Vapor-phase growth and characterization of Mo sub(1-x)W sub(x)S sub(2) (0 less than or equal to x less than or equal to 1) atomic layers on 2-inch sapphire substrates

• Published in: Nanoscale Vol. 6; no. 1; pp. 624 - 629
• Main Authors: Liu, Hongfei, Antwi, KKAnsah, Chua, Soojin, Chi, Dongzhi
• Format: Journal Article
• Language: English
• Published: 01.12.2013
• Subjects: Atomic force microscopy
• ISSN: 2040-3364; 2040-3372
• DOI: 10.1039/c3nr04515c

Atomically thin Mo sub(1-x)W sub(x)S sub(2) (0 less than or equal to x less than or equal to 1) ternary compounds have been grown on 2-inch c-plane sapphire substrates with high uniformity by sulfurizing thin Mo sub(1-x)W sub(x) layers that were deposited at room temperature using a co-sputtering technique.
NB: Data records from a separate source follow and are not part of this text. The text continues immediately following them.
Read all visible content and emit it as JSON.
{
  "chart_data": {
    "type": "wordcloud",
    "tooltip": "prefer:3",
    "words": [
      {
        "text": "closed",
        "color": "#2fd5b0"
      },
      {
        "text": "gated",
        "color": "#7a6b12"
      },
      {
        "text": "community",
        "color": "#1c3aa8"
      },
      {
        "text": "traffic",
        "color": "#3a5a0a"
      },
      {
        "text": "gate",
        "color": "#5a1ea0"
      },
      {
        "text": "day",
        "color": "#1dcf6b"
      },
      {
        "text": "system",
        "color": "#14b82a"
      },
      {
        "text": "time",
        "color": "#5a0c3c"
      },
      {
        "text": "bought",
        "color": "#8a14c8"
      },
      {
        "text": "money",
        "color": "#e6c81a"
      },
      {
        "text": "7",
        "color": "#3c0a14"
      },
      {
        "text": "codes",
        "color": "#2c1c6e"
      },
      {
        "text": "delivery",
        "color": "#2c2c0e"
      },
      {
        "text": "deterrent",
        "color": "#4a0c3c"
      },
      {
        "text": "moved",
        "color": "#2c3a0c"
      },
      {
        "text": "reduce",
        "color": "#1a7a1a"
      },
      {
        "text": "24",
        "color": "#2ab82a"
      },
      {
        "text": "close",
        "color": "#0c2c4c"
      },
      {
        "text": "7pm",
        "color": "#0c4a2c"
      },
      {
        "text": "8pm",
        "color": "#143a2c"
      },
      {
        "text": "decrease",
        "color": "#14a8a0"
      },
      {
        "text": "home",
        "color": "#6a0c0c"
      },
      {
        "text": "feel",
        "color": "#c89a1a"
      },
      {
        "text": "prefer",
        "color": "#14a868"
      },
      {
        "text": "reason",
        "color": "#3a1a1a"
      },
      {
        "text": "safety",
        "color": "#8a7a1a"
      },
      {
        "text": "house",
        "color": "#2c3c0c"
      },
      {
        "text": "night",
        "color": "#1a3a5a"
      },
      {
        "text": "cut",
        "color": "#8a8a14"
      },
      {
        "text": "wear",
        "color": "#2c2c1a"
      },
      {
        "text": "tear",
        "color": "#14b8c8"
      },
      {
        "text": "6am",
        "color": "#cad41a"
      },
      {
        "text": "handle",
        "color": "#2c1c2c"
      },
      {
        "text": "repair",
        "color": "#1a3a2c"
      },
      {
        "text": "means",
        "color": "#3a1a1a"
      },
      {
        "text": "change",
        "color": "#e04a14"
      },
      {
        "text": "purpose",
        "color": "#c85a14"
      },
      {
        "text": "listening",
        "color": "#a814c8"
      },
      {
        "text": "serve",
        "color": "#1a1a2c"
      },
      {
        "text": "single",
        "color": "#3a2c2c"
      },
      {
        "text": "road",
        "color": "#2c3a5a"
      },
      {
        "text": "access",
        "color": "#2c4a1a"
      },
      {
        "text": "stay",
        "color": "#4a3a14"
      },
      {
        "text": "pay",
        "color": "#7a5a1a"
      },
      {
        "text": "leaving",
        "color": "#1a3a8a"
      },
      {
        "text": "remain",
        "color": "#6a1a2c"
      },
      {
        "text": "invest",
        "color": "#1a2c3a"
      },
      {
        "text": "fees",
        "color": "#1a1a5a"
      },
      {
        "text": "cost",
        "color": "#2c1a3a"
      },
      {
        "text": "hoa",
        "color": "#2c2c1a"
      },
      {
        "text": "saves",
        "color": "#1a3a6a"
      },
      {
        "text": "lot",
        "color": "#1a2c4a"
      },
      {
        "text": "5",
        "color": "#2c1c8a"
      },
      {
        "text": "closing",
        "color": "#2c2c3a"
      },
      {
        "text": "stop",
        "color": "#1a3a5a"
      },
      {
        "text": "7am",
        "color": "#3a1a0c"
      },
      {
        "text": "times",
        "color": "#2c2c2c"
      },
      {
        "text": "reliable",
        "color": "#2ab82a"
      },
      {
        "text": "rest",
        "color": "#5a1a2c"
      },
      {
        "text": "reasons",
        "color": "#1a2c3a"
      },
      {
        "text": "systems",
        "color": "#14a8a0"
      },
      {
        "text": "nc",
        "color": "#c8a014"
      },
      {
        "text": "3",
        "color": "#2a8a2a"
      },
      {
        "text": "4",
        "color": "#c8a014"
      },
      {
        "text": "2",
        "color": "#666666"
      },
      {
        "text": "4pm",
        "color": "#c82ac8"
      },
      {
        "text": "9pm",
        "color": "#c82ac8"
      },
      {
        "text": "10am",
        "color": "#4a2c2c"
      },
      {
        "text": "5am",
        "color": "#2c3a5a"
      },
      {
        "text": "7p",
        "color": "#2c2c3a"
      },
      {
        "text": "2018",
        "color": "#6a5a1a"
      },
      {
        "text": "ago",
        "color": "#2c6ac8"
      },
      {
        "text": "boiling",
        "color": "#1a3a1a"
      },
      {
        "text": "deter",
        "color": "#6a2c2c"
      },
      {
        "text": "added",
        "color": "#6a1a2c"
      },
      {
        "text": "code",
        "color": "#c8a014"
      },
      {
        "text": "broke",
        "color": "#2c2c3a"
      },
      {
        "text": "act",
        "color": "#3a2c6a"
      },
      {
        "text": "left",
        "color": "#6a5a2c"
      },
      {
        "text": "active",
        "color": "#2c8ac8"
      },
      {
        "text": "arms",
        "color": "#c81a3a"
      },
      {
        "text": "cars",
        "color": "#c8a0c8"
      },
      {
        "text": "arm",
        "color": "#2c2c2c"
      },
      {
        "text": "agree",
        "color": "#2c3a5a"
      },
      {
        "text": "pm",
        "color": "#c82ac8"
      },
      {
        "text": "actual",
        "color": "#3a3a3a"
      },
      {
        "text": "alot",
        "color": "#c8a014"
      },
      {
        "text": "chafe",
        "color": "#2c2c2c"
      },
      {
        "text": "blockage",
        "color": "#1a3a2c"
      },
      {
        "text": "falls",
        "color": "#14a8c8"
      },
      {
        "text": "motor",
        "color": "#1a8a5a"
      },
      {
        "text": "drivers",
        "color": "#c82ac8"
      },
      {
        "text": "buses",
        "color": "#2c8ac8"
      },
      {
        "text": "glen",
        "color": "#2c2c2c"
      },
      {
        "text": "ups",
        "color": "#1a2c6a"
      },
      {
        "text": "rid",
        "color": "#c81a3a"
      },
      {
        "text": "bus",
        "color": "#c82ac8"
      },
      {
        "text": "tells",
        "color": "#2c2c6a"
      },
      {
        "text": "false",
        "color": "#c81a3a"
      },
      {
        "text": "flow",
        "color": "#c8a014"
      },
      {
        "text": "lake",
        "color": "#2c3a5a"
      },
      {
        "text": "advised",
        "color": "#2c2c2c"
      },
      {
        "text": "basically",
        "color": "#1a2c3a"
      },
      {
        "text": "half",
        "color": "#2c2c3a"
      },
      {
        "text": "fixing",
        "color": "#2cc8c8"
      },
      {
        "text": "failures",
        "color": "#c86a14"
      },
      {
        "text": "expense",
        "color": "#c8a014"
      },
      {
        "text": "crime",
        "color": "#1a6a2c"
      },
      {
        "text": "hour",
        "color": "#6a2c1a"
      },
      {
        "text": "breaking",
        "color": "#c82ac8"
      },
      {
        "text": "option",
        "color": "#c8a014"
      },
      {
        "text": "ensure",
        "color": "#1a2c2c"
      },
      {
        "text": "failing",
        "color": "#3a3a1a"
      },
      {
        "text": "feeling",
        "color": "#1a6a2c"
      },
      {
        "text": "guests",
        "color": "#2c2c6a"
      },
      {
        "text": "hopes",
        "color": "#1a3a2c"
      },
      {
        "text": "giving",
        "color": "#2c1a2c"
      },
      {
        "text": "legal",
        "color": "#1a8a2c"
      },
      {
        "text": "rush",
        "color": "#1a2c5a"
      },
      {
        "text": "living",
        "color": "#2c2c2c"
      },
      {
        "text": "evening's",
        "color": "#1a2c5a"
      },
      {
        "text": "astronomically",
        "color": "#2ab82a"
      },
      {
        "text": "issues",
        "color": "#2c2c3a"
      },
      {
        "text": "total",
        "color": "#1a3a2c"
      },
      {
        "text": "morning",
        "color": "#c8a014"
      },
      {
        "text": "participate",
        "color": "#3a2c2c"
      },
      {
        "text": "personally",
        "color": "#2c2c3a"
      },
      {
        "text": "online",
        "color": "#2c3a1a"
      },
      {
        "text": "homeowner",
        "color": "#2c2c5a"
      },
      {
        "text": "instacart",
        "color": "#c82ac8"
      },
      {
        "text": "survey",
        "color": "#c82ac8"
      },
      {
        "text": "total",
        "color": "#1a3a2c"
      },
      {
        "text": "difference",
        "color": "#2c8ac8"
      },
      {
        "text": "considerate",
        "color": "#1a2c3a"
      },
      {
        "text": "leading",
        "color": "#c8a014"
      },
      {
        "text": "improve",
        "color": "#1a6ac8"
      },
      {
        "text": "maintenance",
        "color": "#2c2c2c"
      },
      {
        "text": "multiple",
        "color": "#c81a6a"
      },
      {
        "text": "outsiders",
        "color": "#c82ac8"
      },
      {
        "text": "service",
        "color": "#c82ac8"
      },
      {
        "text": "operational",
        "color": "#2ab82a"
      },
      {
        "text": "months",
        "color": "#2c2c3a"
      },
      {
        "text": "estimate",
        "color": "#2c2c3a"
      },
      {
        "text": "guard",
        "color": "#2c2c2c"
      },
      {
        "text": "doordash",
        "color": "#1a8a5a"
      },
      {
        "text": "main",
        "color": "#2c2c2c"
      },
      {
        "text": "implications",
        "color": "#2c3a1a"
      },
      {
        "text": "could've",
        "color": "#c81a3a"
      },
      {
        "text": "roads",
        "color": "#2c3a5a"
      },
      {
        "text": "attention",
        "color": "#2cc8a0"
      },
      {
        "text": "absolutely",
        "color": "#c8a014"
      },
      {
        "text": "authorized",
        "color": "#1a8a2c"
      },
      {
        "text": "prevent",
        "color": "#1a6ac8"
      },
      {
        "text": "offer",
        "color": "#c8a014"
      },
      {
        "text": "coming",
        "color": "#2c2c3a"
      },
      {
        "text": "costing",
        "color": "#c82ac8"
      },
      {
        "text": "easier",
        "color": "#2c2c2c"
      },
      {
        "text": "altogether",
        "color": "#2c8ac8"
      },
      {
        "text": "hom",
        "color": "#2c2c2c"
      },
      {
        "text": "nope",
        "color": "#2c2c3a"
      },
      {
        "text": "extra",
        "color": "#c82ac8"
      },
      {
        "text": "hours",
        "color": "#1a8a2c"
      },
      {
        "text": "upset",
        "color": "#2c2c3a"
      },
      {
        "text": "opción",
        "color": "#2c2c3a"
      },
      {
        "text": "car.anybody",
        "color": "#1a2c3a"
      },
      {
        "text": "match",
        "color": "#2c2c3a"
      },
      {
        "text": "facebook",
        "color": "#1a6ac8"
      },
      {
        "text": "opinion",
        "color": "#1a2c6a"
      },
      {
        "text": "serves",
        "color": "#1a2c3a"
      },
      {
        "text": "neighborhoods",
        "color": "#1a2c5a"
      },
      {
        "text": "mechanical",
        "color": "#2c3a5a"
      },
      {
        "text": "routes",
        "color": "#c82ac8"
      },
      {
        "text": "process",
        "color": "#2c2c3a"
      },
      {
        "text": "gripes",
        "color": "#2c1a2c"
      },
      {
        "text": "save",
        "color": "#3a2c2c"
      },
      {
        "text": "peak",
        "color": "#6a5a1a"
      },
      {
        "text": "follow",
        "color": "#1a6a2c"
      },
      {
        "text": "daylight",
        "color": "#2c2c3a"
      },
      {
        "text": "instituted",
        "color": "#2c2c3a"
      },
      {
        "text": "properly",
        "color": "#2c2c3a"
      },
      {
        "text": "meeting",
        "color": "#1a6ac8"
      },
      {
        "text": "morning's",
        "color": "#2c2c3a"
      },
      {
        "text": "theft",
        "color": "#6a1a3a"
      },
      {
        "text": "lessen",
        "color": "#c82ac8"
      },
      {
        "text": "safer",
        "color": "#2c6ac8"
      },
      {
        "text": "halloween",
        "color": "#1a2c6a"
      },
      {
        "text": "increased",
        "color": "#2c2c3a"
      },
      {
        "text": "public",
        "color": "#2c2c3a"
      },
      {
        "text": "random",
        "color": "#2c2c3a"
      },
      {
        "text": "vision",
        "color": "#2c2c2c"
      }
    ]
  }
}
Atomic force microscopy (AFM), Raman scattering, and optical absorbance spectroscopy (OAS) studies reveal that the Mo sub(1-x)W sub(x)S sub(2) films consist of crystallites of two-to-four monolayers in thickness. X-ray photoelectron spectroscopy (XPS) shows that the core levels of Mo3d and W4f shift to lower binding energies while that of S2p shifts to higher ones with the increase in W compositions, which can be related to the larger electron affinity of W (0.8163 eV) than that of Mo (0.7473 eV). OAS has also shown that the direct bandgap of Mo sub(1-x)W sub(x)S sub(2) is tuned from 1.85 to 1.99 eV by increasing x from 0 to 1. Both E super(1) sub(2g) and A sub(1g) phonon modes of the Mo sub(1-x)W sub(x)S sub(2) films exhibit a two-mode behavior. The bandgap tuning and the two-mode phonon behaviors are typically the same as those recently observed in monolayer Mo sub(1-x)W sub(x)S sub(2) obtained by mechanical exfoliation, thus shedding light on the bottom-up growth of large-scale two-dimensional Mo sub(1-x)W sub(x)S sub(2) ternary alloys.